Je passais d’un jour où il me fallait six mois d’économie pour m’acheter une paire de sneakers à un jour où je peux aller à New York et m’acheter soixante paires à la minute. C’est ridicule mais j’ai vécu ça.

DWT : Tout à l’heure, tu évoquais Ice T comme étant ton meilleur souvenir et plus tard tu te mets à kiffer Les Musclés qui chantent « La fête au village » et « Merguez partie » ?

Benny B : On ne parle plus de musique. On parle de travail. J’arrive dans un endroit où j’ai rencontré François des musclés. Tu ne connais pas ce mec, il est super sympa. Quand tu es dans un milieu commercial, il faut savoir que les gens sont très sympas. Tu as une approche facile. Yannick est un bon pote par exemple, on l’appelle le Président (rires), d’ailleurs je le big Up. Il ne faut pas rester sur des clichés. Il faut savoir vivre les choses intensément parce que tu ne sais pas si ça va pas durer. Il y a trop de gens qui crache dans la soupe. Je faisais ces émissions-là parce qu’ils m’invitaient avec le sourire. Je sortais de la rue et je me retrouvais dans un jet. Je passais d’un jour où il me fallait six mois d’économie pour m’acheter une paire de sneakers à un jour où je peux aller à New York et m’acheter soixante paires à la minute. C’est ridicule mais j’ai vécu ça. Il n’y a que quand tu l’as vécu que tu peux en parler avec du recul.

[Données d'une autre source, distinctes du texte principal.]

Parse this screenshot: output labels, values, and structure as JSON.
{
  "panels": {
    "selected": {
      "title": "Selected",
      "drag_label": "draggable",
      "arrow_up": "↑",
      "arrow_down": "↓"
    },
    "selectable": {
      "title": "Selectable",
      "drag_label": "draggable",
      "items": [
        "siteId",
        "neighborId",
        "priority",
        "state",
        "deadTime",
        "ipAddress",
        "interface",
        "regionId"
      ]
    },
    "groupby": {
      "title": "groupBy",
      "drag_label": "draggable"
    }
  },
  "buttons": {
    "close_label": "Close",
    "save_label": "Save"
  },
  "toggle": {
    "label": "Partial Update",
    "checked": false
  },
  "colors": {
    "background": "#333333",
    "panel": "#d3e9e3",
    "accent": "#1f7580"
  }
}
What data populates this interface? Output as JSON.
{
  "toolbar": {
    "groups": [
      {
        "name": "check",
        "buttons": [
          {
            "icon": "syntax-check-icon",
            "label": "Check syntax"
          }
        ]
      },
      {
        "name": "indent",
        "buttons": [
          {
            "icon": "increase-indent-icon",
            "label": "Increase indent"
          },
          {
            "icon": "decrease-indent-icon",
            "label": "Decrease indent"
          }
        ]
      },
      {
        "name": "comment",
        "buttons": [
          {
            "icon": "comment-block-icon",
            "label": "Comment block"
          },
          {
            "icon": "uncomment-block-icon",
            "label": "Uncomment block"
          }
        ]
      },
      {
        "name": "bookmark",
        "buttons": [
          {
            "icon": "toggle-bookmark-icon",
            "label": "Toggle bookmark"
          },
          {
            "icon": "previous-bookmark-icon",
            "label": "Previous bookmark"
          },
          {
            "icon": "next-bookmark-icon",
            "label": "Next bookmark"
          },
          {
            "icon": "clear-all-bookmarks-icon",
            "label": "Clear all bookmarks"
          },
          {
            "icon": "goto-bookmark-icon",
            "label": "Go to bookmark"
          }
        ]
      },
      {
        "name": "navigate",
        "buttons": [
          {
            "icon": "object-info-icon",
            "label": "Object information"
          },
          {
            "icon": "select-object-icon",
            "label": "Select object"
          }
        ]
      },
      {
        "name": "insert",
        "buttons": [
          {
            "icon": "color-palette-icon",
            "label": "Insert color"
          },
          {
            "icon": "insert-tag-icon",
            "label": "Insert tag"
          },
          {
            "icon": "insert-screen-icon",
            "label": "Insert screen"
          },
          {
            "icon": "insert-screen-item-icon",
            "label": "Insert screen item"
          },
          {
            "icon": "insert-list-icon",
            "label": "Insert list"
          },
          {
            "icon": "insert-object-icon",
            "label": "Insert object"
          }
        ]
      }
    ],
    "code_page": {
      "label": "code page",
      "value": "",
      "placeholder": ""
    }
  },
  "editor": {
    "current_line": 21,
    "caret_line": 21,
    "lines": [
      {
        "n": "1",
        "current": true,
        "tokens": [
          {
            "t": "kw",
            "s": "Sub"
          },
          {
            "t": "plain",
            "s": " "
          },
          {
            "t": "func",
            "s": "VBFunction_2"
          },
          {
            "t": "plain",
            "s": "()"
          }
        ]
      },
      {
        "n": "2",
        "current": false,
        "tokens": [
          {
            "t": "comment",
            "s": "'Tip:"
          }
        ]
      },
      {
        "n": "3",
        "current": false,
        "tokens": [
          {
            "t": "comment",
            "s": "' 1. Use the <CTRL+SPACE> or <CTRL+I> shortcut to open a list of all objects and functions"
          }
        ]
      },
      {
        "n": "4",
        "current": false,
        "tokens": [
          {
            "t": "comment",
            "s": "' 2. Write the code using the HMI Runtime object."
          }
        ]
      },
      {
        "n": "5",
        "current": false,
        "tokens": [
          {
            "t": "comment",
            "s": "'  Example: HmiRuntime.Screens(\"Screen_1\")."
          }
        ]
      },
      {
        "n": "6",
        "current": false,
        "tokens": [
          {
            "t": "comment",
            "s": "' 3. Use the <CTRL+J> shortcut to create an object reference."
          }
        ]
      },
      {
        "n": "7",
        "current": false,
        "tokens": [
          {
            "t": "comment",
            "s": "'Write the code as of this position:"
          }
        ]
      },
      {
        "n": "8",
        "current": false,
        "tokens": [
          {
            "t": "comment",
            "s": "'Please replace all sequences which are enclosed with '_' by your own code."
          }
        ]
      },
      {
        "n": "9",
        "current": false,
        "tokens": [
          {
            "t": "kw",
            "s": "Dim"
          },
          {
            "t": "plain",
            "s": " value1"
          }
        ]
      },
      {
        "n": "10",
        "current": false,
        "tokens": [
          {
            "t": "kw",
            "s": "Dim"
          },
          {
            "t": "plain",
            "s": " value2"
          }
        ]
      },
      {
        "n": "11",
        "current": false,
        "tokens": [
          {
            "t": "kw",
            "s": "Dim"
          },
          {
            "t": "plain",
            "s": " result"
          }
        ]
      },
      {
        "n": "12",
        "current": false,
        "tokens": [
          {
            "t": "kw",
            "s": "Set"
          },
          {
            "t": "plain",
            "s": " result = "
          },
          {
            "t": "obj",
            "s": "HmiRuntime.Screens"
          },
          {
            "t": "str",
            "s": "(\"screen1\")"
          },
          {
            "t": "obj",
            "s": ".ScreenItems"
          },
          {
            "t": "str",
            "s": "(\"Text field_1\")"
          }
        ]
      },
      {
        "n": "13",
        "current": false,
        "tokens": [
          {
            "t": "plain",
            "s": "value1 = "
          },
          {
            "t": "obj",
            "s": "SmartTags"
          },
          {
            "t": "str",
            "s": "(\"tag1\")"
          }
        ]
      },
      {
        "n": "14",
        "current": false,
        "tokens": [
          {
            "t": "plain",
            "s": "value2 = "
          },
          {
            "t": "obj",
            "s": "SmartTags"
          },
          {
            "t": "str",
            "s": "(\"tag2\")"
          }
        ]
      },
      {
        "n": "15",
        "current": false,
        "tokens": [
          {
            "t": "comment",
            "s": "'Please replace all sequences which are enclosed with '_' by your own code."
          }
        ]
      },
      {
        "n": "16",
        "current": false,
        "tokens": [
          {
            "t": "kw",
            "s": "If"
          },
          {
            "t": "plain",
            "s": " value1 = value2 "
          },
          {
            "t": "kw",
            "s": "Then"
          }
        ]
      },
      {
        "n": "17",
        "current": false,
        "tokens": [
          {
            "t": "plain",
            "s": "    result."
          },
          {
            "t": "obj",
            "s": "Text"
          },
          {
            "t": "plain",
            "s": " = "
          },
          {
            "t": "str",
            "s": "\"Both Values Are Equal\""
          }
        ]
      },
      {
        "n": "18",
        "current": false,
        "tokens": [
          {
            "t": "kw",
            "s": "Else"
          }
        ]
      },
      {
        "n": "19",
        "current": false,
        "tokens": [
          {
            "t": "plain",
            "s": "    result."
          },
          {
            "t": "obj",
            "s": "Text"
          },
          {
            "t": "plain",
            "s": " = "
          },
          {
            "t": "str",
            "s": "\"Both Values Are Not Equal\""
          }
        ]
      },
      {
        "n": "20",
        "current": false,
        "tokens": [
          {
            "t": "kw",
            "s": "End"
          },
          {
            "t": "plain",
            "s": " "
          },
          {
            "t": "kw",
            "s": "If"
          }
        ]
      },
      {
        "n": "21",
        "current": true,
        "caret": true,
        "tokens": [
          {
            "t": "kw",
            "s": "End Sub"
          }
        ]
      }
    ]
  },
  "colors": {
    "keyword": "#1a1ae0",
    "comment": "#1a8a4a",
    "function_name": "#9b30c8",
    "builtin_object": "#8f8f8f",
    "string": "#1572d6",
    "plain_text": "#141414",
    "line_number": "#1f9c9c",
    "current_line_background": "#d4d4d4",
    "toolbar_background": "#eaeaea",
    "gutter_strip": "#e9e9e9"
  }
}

DWT : Jacques Martin qui se met à breaker, c’est aussi un featuring culte. Encore un grand moment dans ta carrière !
Benny B : Il y a eu beaucoup d’anecdotes avec Jacques Martin ! Quand il se met à retirer sa cravate, déboutonner sa chemise, mettre un bonnet et danser : c’est ça qui a été le déclencheur de notre succès ! Après cette télé, tout a changé : le succès avait commencé. Les gens de son équipe venait nous voir en nous demandant ce qu’on lui avait fait. Il ne s’était jamais comporté comme ça avec des artistes. On est passé plusieurs fois dans son émission, c’est quelqu’un qu’on respecte. Un autre jour, on nous a imposé trois nanas pour la chorégraphie. La crise de nerfs ! Qu’est-ce qu’on va faire avec trois nanas ? C’est la chaîne qui l’imposait d’après ce que nous disait le producteur. Je me dis « C’est notre mort ». On arrive sur le plateau et on dit aux nanas de se mettre dernière sur les marches pour qu’elle ne sabote pas notre chorégraphie. Elles sont debout derrière, rien à voir et moi je me dis « putain ce n’est pas possible« . Et heureusement, il y a un mec qui sors de je ne sais où, apparemment le bras droit de Jacques Martin, un gay qui s’appelle Charles Sudaka, qui dit en voix off : « C’est quoi ces remèdes contre l’amour ? Foutez-moi ça dehors ! » Les meufs deviennent rouges et moi, je ne peux pas m’empêcher de rire. Grâce à lui, on a fait notre show comme on le voulait et ça a été un carton.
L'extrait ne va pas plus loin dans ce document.